Azotes consensuados en la noche de Madrid: entramos en los clubes BDSM de moda en la capital
BDSMAzotes consensuados en la noche de Madrid: entramos en los clubes BDSM de moda en la capitalLos locales y las fiestas fetichistas se han multiplicado. El público está descubriendo un mundo con fama de oscuro, pero...
No Meeting by June 30 — Where will Trump and Putin meet after that?
Una noticia relevante se está gestando en la escena internacional. BDSMAzotes consensuados en la noche de Madrid: entramos en los clubes BDSM de moda en la capitalLos locales y las fiestas fetichistas se han multiplicado. El público está descubriendo un mundo con fama de oscuro, pero con unas normas férreas y una vigilancia que hace que, para algunos, sea más seguro que una discoteca “normal” iEl audio de esta noticia utiliza una voz sintética generada por Inteligencia Artificial y podría tener algunas inconsistencias. Daniel SoufiMadrid - 19 jun 2026 - 05:30CEST Compartir en Whatsapp Compartir en Facebook Compartir en Twitter Desplegar Redes Sociales Ir a los comentariosAñadir EL PAÍS en GoogleCompartir: Whatsapp Facebook Twitter Bluesky Linkedin Copiar enlaceUn club alemán en 1978 y las alegrías de la ropa fetichista.
Agencia Getty“Dime una vocal”. La mujer suelta los testículos de su marido. Acaba de hacer una demostración para una novata que viene por primera vez al club NYX y quiere saber qué es el BDSM.
Los detalles
El hombre se recompone y con la cara enrojecida de placer, explica: “Yo soy sumiso; a ella, mi dómina, le gusta jugar con otra dómina y humillarme entre las dos. Sí, estas cosas pasan en los clubes BDSM de Madrid. Pero en realidad son lugares bastante tranquilos donde la gente viene a socializar, a conocer a otros que comparten mismos intereses y, de vez en cuando, a jugar y tener sexo.
La comunidad local está en alza. En los últimos años se ha pasado de un par de locales a una decena. Algunas, como Skin, son discotecas adaptadas a las prácticas BDSM.

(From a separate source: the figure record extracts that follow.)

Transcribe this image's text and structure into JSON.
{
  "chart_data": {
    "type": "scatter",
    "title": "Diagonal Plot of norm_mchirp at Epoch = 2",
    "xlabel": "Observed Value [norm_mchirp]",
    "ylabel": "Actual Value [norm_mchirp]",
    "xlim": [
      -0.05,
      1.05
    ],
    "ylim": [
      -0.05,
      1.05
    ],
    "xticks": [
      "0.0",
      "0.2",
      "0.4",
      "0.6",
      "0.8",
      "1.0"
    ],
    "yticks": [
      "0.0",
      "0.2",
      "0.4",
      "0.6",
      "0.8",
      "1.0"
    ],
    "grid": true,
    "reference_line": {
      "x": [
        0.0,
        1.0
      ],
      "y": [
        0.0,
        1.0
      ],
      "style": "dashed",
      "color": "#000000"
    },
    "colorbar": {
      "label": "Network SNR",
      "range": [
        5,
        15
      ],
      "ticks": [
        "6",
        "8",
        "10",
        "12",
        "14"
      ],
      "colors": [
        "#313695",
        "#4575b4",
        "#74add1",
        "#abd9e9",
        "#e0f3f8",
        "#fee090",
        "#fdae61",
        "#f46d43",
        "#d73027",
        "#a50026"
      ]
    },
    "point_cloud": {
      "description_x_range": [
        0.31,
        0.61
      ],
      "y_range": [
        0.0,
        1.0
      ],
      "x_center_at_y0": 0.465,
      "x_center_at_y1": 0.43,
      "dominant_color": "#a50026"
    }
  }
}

Otras, como Inklub, recuerdan el estilo berlinés —diverso, kinky, inclusivo— y, por supuesto, hay clubes clásicos como NYX. Otras salas son Ars, La Cruz de San Andrés o MZM Rainbow. Además hay fiestas con periodicidad, como Delirium o Fetish Demons.
Qué dicen los expertos
Tanta confluencia tiene sus contras: ni siquiera la apertura al público externo, cada vez más habitual en este ambiente, garantiza que haya suficiente clientela. Quizás algunas no sobrevivan, pero, aunque sea por necesidad, el BDSM se ha abierto al exterior. Con sus propias condiciones: las normas internas son rigurosas y aquí no se tolera el baboseo machirulo tan habitual de los bares y discotecas vainilla, como se denomina en el argot al sexo y los locales convencionales.
Es un hecho: los clubes BDSM siguen siendo espacios mucho más seguros que la media de los garitos nocturnos de Madrid. BDSM responde a las siglas de Bondage, Dominación, Sumisión y Masoquismo. Incluye prácticas distintas con intensidades variables: juegos de dominación y sumisión, ataduras, azotes, roleplay, órdenes, castigos, humillaciones consensuadas.
Esperanza López, autora de BDeSéaMe (Tirant Editorial, 2023), asegura que todos lo hemos practicado alguna vez. “A todo el mundo le han atado las manos, los ojos, le han hecho cosquillas”.
El desarrollo ha despertado una amplia atención internacional, con los círculos diplomáticos siguiéndolo de cerca.